Chris Walsh (chris_walsh) wrote,
Chris Walsh
chris_walsh

Surely you can't be serious

Elmer Bernstein's never-before-released score to the classic spoof Airplane! is finally going to get released by La-La-Land Records. Thanks to Film Score Monthly for the word (in today's Film Score Friday column). You can start ordering on May 12th and the CD (limited to 3,000 copies) will start shipping May 19th.

Bernstein's score is brilliantly bad: he once said his m.o. on that score was to pretend he was a Z-movie film composer who was getting his big break scoring a B-movie, so his music was very serious, sincere, and way too on-the-nose. I once tried to explain this to some guy who just didn't get it, and who kept saying "Why would you be deliberately bad?" Because Airplane! wouldn't have worked with the score to To Kill a Mockingbird, y'know, music that was actually good.

Also now out via Intrada is James Horner's score to Something Wicked This Way Comes, from the insanely prolific first decade of Horner's career (and also when he was writing far more notes, not just writing "play skakuhachi blast here"*).

________
* Hey! Here's a ditty about James Horner:
Little James Horner sat in a corner
Just as his deadline drew nigh
He paused and said "Um"
And then Prokofiev he hummed
And said "What a composer am I!"


Yeah, I'm being mean. (So was whoever wrote that for FSM back in the day.)


5/6/09 Addition: Lukas Kendall over at FSM had some followup:
Paramount Pictures has, over the years, never allowed their catalog titles to be issued by specialty labels. This was not some nefarious plot, it was just never a part of their corporate mindset to deal with the clearances involved for what is, in most cases, small-market items. A corporation is not a person, but nothing happens at a corporation without the people who work there. After many years, Paramount is changing but—without giving anything away—I want to caution collectors not to expect everything on CD, and especially not overnight.

There are two practical reasons. Like all the film studios, Paramount did have many of its scores issued on CD and LP at the times of the respective films, and the album rights to those titles are often with the record companies involved. Almost all of those Dot, ABC and Paramount Records releases are now part of Universal Music Group today. For other corporate reasons, almost all of the television properties (like Star Trek) are now administered by CBS. Also, like all the film studios, Paramount went through different periods of saving things (or not) and moving elements around, and while they have the scoring masters to many of their movies, they do not have the elements to many others.

A new day has dawned and the executives and staff at Paramount today are open-minded and working hard to make some collector dreams come true—witness Airplane!, and congrats again to La La Land for being first out the door with that. But there are a few things that could happen that would be guaranteed to be unhelpful. One would be if a label was lazy and put out a crappy album that ended up with a copyright claim on it (from a publisher, union, financing entity, performer, etc.). That would be bad news. So we’ll take care of our side of things.

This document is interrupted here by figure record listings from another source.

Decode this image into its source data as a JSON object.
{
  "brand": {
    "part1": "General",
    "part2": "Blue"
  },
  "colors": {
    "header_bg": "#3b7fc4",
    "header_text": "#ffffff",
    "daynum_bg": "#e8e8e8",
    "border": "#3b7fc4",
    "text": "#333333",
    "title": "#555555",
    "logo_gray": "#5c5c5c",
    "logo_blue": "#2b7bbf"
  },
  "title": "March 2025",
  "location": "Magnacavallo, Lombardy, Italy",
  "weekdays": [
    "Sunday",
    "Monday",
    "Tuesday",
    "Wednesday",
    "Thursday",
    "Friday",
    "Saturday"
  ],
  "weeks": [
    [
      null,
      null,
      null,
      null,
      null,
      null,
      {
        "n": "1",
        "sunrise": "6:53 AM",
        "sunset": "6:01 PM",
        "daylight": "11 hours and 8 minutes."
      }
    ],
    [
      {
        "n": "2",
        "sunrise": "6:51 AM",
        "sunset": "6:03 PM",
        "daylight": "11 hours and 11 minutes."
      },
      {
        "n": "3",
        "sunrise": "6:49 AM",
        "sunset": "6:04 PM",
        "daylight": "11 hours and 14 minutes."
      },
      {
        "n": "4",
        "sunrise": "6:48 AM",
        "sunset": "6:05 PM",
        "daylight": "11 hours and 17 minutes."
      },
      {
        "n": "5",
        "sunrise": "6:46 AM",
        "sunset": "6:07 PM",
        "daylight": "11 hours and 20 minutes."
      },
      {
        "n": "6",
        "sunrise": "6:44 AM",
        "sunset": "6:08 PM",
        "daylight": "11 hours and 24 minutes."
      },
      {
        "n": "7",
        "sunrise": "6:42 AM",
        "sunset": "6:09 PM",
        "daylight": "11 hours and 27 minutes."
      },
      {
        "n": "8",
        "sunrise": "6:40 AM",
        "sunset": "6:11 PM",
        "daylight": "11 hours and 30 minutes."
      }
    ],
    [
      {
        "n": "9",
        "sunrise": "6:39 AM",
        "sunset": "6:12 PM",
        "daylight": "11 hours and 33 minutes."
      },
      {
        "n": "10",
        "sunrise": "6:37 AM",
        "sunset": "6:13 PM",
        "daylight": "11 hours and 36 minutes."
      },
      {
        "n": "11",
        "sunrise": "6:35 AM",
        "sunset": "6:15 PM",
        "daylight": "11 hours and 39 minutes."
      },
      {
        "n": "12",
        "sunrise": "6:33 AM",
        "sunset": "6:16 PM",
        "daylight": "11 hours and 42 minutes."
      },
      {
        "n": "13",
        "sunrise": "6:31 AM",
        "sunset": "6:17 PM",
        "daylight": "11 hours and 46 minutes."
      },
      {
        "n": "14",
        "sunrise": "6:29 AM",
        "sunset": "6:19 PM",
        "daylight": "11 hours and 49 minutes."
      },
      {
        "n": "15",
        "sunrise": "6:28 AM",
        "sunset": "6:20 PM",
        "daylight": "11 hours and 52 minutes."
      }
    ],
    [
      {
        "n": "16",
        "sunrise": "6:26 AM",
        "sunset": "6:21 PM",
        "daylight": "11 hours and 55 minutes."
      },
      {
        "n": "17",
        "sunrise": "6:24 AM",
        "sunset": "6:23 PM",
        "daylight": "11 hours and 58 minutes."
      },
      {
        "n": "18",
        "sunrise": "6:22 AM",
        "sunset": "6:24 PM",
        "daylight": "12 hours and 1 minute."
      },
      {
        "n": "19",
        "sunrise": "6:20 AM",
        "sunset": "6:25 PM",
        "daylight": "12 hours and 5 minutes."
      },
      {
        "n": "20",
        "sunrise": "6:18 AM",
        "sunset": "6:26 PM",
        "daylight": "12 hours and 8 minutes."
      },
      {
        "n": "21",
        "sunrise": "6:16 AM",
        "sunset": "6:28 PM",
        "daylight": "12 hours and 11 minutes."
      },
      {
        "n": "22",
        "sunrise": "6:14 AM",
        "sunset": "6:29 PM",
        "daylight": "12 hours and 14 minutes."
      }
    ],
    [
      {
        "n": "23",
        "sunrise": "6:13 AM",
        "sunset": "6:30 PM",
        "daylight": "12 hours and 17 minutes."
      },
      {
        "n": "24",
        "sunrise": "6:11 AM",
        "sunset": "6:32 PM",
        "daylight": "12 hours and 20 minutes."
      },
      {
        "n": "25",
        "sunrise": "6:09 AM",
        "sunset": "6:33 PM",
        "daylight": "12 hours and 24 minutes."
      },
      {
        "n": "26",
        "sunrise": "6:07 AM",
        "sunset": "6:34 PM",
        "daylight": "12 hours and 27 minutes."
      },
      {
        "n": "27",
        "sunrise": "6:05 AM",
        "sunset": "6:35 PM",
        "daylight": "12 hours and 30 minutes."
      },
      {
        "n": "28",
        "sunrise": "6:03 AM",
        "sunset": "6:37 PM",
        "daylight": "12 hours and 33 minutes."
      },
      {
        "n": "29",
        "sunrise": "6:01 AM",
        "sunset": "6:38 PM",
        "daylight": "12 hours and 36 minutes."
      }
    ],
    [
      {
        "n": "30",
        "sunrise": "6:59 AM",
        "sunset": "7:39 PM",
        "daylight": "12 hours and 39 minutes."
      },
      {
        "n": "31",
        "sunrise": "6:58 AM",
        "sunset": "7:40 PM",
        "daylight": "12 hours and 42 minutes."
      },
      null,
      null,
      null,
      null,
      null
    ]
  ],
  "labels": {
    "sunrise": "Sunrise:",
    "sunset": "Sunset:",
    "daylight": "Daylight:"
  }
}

But the other, non-constructive thing would be if somehow word filtered back to the executives that the fans were a bunch of ungrateful, demanding, crazy lunatics. (Did someone really suggest sending a thank-you gift to the home address of one of the executives? Please do not do that.) Not to say you shouldn’t continue to ask for what you want, and evaluate the CDs and their scores on their merits. I think it’s more of a “vibe” that the studios get from the fans that the studios work hard to make these CDs happen and are on our side. Remember, the employees' environment there has never been more demanding than today, in which cut-backs are happening throughout the entertainment industry.

Remember Dune (not a Paramount movie): “The slow blade penetrates the shield.”

I know I’m skirting the question: are we working on things? Yes, we are, but I won’t say what. It’s a real deliberate process by which we are meeting the executives and learning how they want to do things as far as masters, contracts, approvals, artwork, etc. I can’t stress enough that it is a privilege to be involved with the film library and it is by no means something that we or anyone one should think of as an entitlement. Be passionate—but be patient.

So thank you to the staff at Paramount and you the collectors who support these projects, and hopefully we’ll get some goodies out in the months ahead—and hopefully it will continue for years to come.